Over a short period of two months, an MSF team in Ethiopia vaccinated over 36,000 children against measles and treated 2,700 cases of measles and over 6,000 cases of malaria, in response to elevated levels of the diseases among hard-to-reach populations in the zone of West Omo.
The team had been responding to a kala azar epidemic in the South Omo zone, near the South Sudanese border, when in late October they were alerted by the local authorities to a measles outbreak and malaria peak on the other side of the Omo River
MSF is the only international humanitarian organisation working in this West Omo Zone, and prior to our arrival it was estimated that up to three children were dying each day of infectious diseases in the district of Bachuma alone.
Tackling this emergency would be nothing straightforward, as Medical Coordinator Destaw Bantayehu explains. ‘It was extremely difficult terrain and the populations are hard to reach. Heavy rains exacerbated access issues with the already bad road conditions; the team often came back to base at late hours.’
In the beginning, a lack of reliable population data hindered the team’s ability to determine needs for the vaccination campaign – West Omo’s most recent census was carried out 15 years ago and the population is believed to have doubled in size since then – and the severity of the outbreak was initially underestimated, which meant that more resources, including supplies, were required than foreseen. Originally only planned for one month, the intervention was extended by another month to meet inhabitants’ needs.

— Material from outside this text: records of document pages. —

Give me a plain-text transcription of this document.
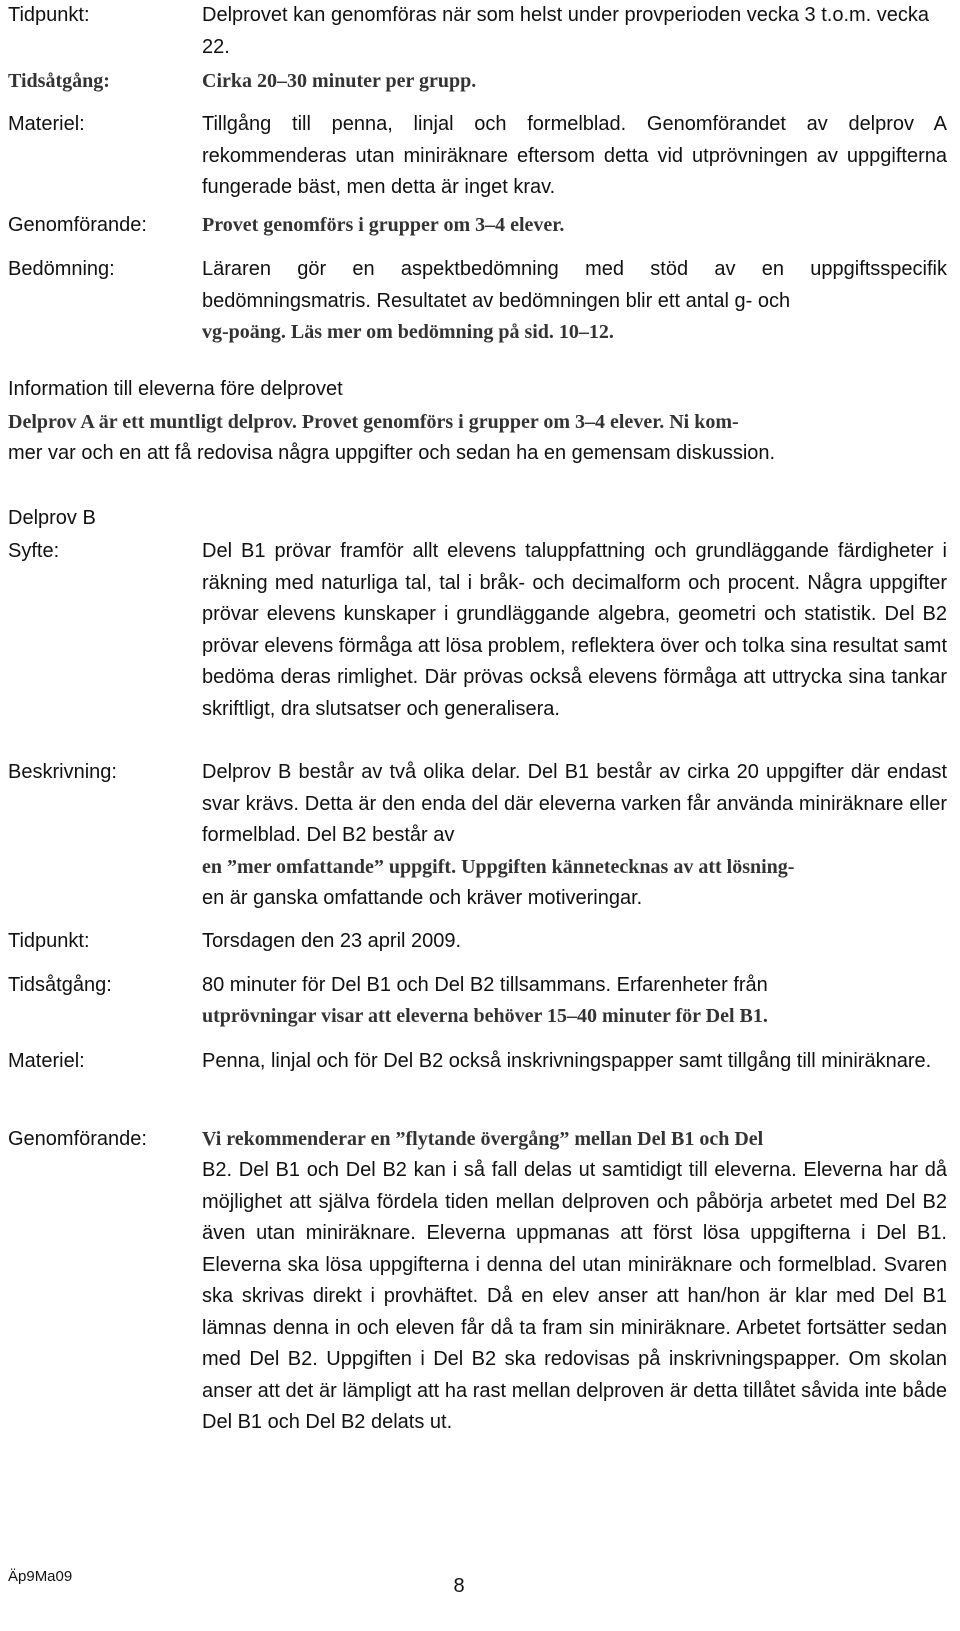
Tidpunkt:	Delprovet kan genomföras när som helst under provperioden vecka 3 t.o.m. vecka 22.
Tidsåtgång:	Cirka 20–30 minuter per grupp.
Materiel:	Tillgång till penna, linjal och formelblad. Genomförandet av delprov A rekommenderas utan miniräknare eftersom detta vid utprövningen av uppgifterna fungerade bäst, men detta är inget krav.
Genomförande:	Provet genomförs i grupper om 3–4 elever.
Bedömning:	Läraren gör en aspektbedömning med stöd av en uppgiftsspecifik bedömningsmatris. Resultatet av bedömningen blir ett antal g- och
vg-poäng. Läs mer om bedömning på sid. 10–12.
Information till eleverna före delprovet
Delprov A är ett muntligt delprov. Provet genomförs i grupper om 3–4 elever. Ni kom-
mer var och en att få redovisa några uppgifter och sedan ha en gemensam diskussion.
Delprov B
Syfte:	Del B1 prövar framför allt elevens taluppfattning och grundläggande färdigheter i räkning med naturliga tal, tal i bråk- och decimalform och procent. Några uppgifter prövar elevens kunskaper i grundläggande algebra, geometri och statistik. Del B2 prövar elevens förmåga att lösa problem, reflektera över och tolka sina resultat samt bedöma deras rimlighet. Där prövas också elevens förmåga att uttrycka sina tankar skriftligt, dra slutsatser och generalisera.
Beskrivning:	Delprov B består av två olika delar. Del B1 består av cirka 20 uppgifter där endast svar krävs. Detta är den enda del där eleverna varken får använda miniräknare eller formelblad. Del B2 består av
en ”mer omfattande” uppgift. Uppgiften kännetecknas av att lösning-
en är ganska omfattande och kräver motiveringar.
Tidpunkt:	Torsdagen den 23 april 2009.
Tidsåtgång:	80 minuter för Del B1 och Del B2 tillsammans. Erfarenheter från
utprövningar visar att eleverna behöver 15–40 minuter för Del B1.
Materiel:	Penna, linjal och för Del B2 också inskrivningspapper samt tillgång till miniräknare.
Genomförande:	Vi rekommenderar en ”flytande övergång” mellan Del B1 och Del
B2. Del B1 och Del B2 kan i så fall delas ut samtidigt till eleverna. Eleverna har då möjlighet att själva fördela tiden mellan delproven och påbörja arbetet med Del B2 även utan miniräknare. Eleverna uppmanas att först lösa uppgifterna i Del B1. Eleverna ska lösa uppgifterna i denna del utan miniräknare och formelblad. Svaren ska skrivas direkt i provhäftet. Då en elev anser att han/hon är klar med Del B1 lämnas denna in och eleven får då ta fram sin miniräknare. Arbetet fortsätter sedan med Del B2. Uppgiften i Del B2 ska redovisas på inskrivningspapper. Om skolan anser att det är lämpligt att ha rast mellan delproven är detta tillåtet såvida inte både Del B1 och Del B2 delats ut.
Äp9Ma09	8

The intervention hit its stride, however, and in addition to treating thousands of measles and malaria cases and administering tens of thousands of vaccines, the team also undertook important health promotion work. Asamenech Zewde, the mother of a patient in MSF’s clinic in West Omo, spoke highly of MSF during an interview for local TV. ‘They are giving the treatment and at the same time they are teaching us how to prevent this disease. I wish we could get the same treatment always.’
The team even went beyond the scope of the infectious disease response, conducting malnutrition screenings and referring 22 severe cases to the local hospital.

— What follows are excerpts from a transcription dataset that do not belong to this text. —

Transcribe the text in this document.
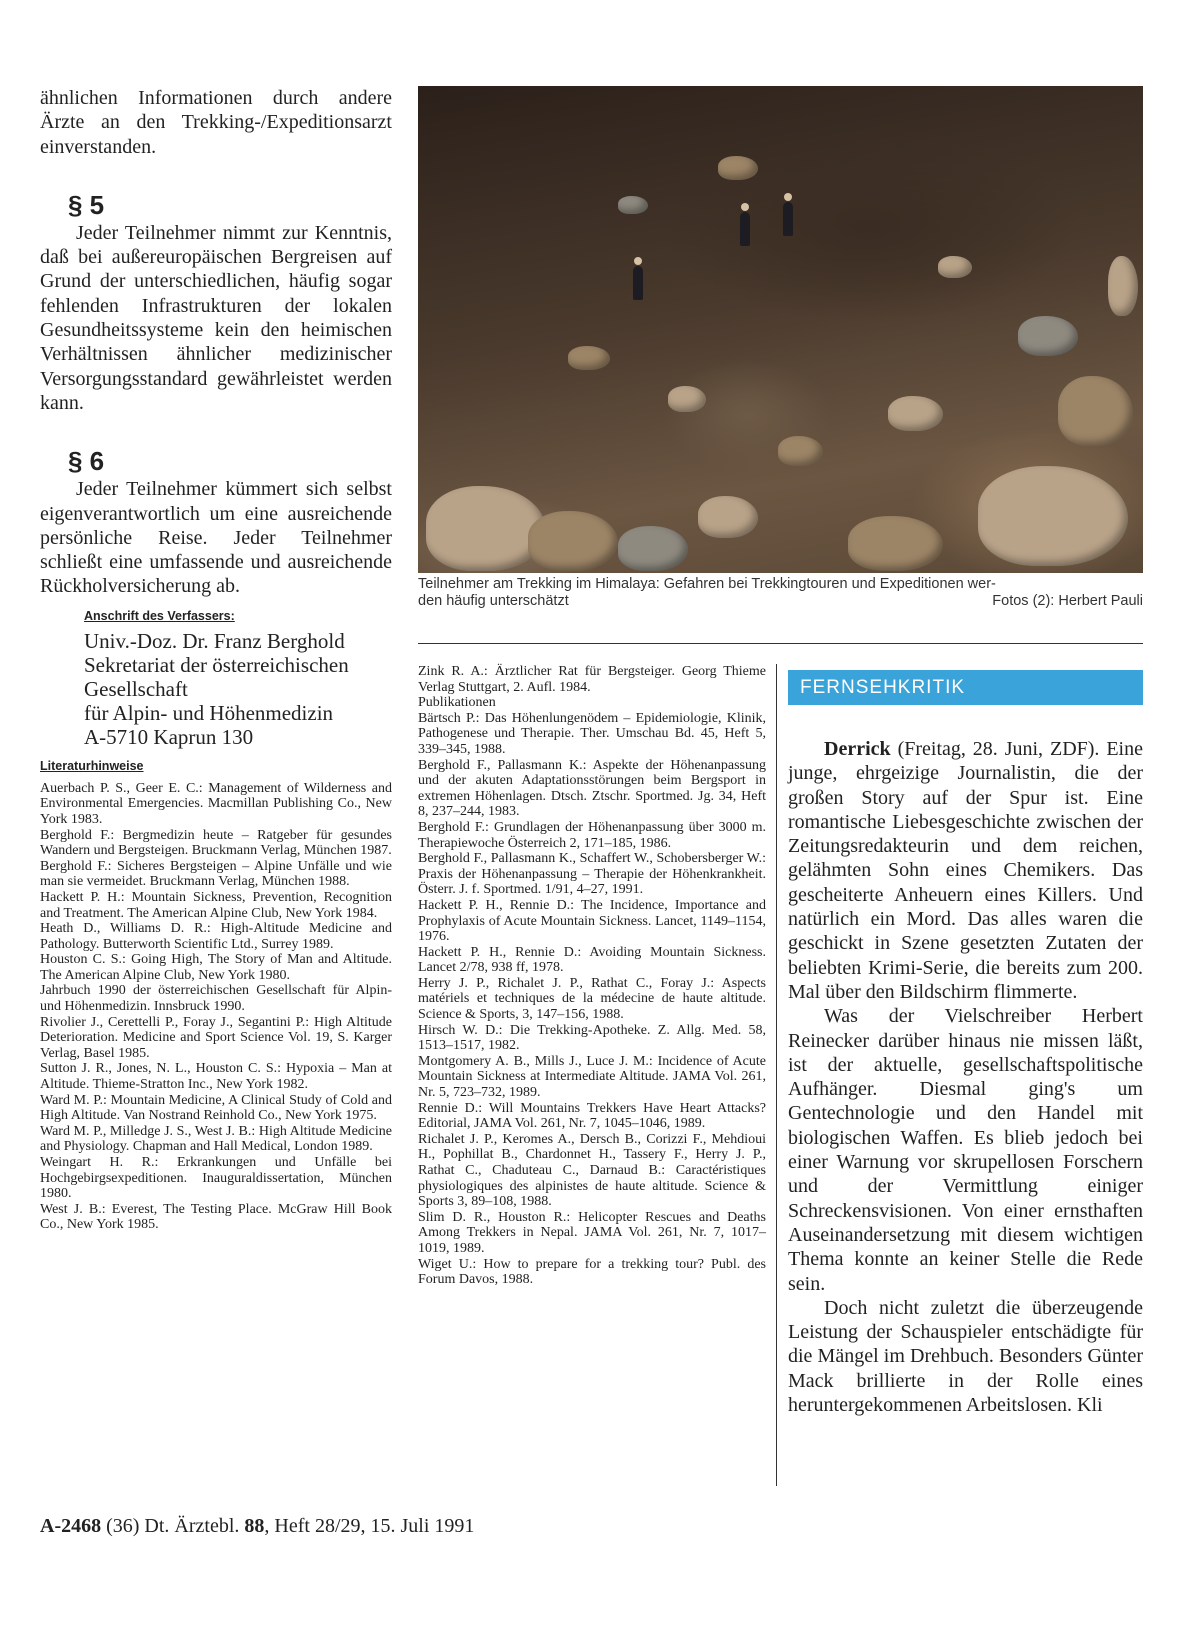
ähnlichen Informationen durch andere Ärzte an den Trekking-/Expeditionsarzt einverstanden.

§ 5

Jeder Teilnehmer nimmt zur Kenntnis, daß bei außereuropäischen Bergreisen auf Grund der unterschiedlichen, häufig sogar fehlenden Infrastrukturen der lokalen Gesundheitssysteme kein den heimischen Verhältnissen ähnlicher medizinischer Versorgungsstandard gewährleistet werden kann.

§ 6

Jeder Teilnehmer kümmert sich selbst eigenverantwortlich um eine ausreichende persönliche Reise. Jeder Teilnehmer schließt eine umfassende und ausreichende Rückholversicherung ab.

Anschrift des Verfassers:
Univ.-Doz. Dr. Franz Berghold
Sekretariat der österreichischen
Gesellschaft
für Alpin- und Höhenmedizin
A-5710 Kaprun 130
Literaturhinweise

Auerbach P. S., Geer E. C.: Management of Wilderness and Environmental Emergencies. Macmillan Publishing Co., New York 1983.

Berghold F.: Bergmedizin heute – Ratgeber für gesundes Wandern und Bergsteigen. Bruckmann Verlag, München 1987.

Berghold F.: Sicheres Bergsteigen – Alpine Unfälle und wie man sie vermeidet. Bruckmann Verlag, München 1988.

Hackett P. H.: Mountain Sickness, Prevention, Recognition and Treatment. The American Alpine Club, New York 1984.

Heath D., Williams D. R.: High-Altitude Medicine and Pathology. Butterworth Scientific Ltd., Surrey 1989.

Houston C. S.: Going High, The Story of Man and Altitude. The American Alpine Club, New York 1980.

Jahrbuch 1990 der österreichischen Gesellschaft für Alpin- und Höhenmedizin. Innsbruck 1990.

Rivolier J., Cerettelli P., Foray J., Segantini P.: High Altitude Deterioration. Medicine and Sport Science Vol. 19, S. Karger Verlag, Basel 1985.

Sutton J. R., Jones, N. L., Houston C. S.: Hypoxia – Man at Altitude. Thieme-Stratton Inc., New York 1982.

Ward M. P.: Mountain Medicine, A Clinical Study of Cold and High Altitude. Van Nostrand Reinhold Co., New York 1975.

Ward M. P., Milledge J. S., West J. B.: High Altitude Medicine and Physiology. Chapman and Hall Medical, London 1989.

Weingart H. R.: Erkrankungen und Unfälle bei Hochgebirgsexpeditionen. Inauguraldissertation, München 1980.

West J. B.: Everest, The Testing Place. McGraw Hill Book Co., New York 1985.

Teilnehmer am Trekking im Himalaya: Gefahren bei Trekkingtouren und Expeditionen wer-
den häufig unterschätzt	Fotos (2): Herbert Pauli

Zink R. A.: Ärztlicher Rat für Bergsteiger. Georg Thieme Verlag Stuttgart, 2. Aufl. 1984.

Publikationen

Bärtsch P.: Das Höhenlungenödem – Epidemiologie, Klinik, Pathogenese und Therapie. Ther. Umschau Bd. 45, Heft 5, 339–345, 1988.

Berghold F., Pallasmann K.: Aspekte der Höhenanpassung und der akuten Adaptationsstörungen beim Bergsport in extremen Höhenlagen. Dtsch. Ztschr. Sportmed. Jg. 34, Heft 8, 237–244, 1983.

Berghold F.: Grundlagen der Höhenanpassung über 3000 m. Therapiewoche Österreich 2, 171–185, 1986.

Berghold F., Pallasmann K., Schaffert W., Schobersberger W.: Praxis der Höhenanpassung – Therapie der Höhenkrankheit. Österr. J. f. Sportmed. 1/91, 4–27, 1991.

Hackett P. H., Rennie D.: The Incidence, Importance and Prophylaxis of Acute Mountain Sickness. Lancet, 1149–1154, 1976.

Hackett P. H., Rennie D.: Avoiding Mountain Sickness. Lancet 2/78, 938 ff, 1978.

Herry J. P., Richalet J. P., Rathat C., Foray J.: Aspects matériels et techniques de la médecine de haute altitude. Science & Sports, 3, 147–156, 1988.

Hirsch W. D.: Die Trekking-Apotheke. Z. Allg. Med. 58, 1513–1517, 1982.

Montgomery A. B., Mills J., Luce J. M.: Incidence of Acute Mountain Sickness at Intermediate Altitude. JAMA Vol. 261, Nr. 5, 723–732, 1989.

Rennie D.: Will Mountains Trekkers Have Heart Attacks? Editorial, JAMA Vol. 261, Nr. 7, 1045–1046, 1989.

Richalet J. P., Keromes A., Dersch B., Corizzi F., Mehdioui H., Pophillat B., Chardonnet H., Tassery F., Herry J. P., Rathat C., Chaduteau C., Darnaud B.: Caractéristiques physiologiques des alpinistes de haute altitude. Science & Sports 3, 89–108, 1988.

Slim D. R., Houston R.: Helicopter Rescues and Deaths Among Trekkers in Nepal. JAMA Vol. 261, Nr. 7, 1017–1019, 1989.

Wiget U.: How to prepare for a trekking tour? Publ. des Forum Davos, 1988.

FERNSEHKRITIK

Derrick (Freitag, 28. Juni, ZDF). Eine junge, ehrgeizige Journalistin, die der großen Story auf der Spur ist. Eine romantische Liebesgeschichte zwischen der Zeitungsredakteurin und dem reichen, gelähmten Sohn eines Chemikers. Das gescheiterte Anheuern eines Killers. Und natürlich ein Mord. Das alles waren die geschickt in Szene gesetzten Zutaten der beliebten Krimi-Serie, die bereits zum 200. Mal über den Bildschirm flimmerte.

Was der Vielschreiber Herbert Reinecker darüber hinaus nie missen läßt, ist der aktuelle, gesellschaftspolitische Aufhänger. Diesmal ging's um Gentechnologie und den Handel mit biologischen Waffen. Es blieb jedoch bei einer Warnung vor skrupellosen Forschern und der Vermittlung einiger Schreckensvisionen. Von einer ernsthaften Auseinandersetzung mit diesem wichtigen Thema konnte an keiner Stelle die Rede sein.

Doch nicht zuletzt die überzeugende Leistung der Schauspieler entschädigte für die Mängel im Drehbuch. Besonders Günter Mack brillierte in der Rolle eines heruntergekommenen Arbeitslosen. Kli

A-2468 (36) Dt. Ärztebl. 88, Heft 28/29, 15. Juli 1991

Destaw says the success of the emergency response was down to cohesive teamwork and MSF’s overall flexibility as an organisation to adapt its strategy. ‘There were also external factors,’ he said. ‘Engagement with the community leaders and their involvement with mobilisation and security helped a lot. Also, collaboration with the Ministry of Health and their willingness to listen to us contributed to the response’s success.’
‘It’s rewarding to know that 36,000 children are now protected from measles,’ says Daniel Birru, Flying Project Medical Referent, ‘and to see a reduction of in-patient mortality from malaria and measles – down from 5% to 0.7%.’
Though the team has now returned its focus to South Omo, the impact of their efforts will live on through the Ministry of Health staff who were part of the intervention, as the transfer of knowledge and skills will have invaluable long-term benefits for the communities they treat.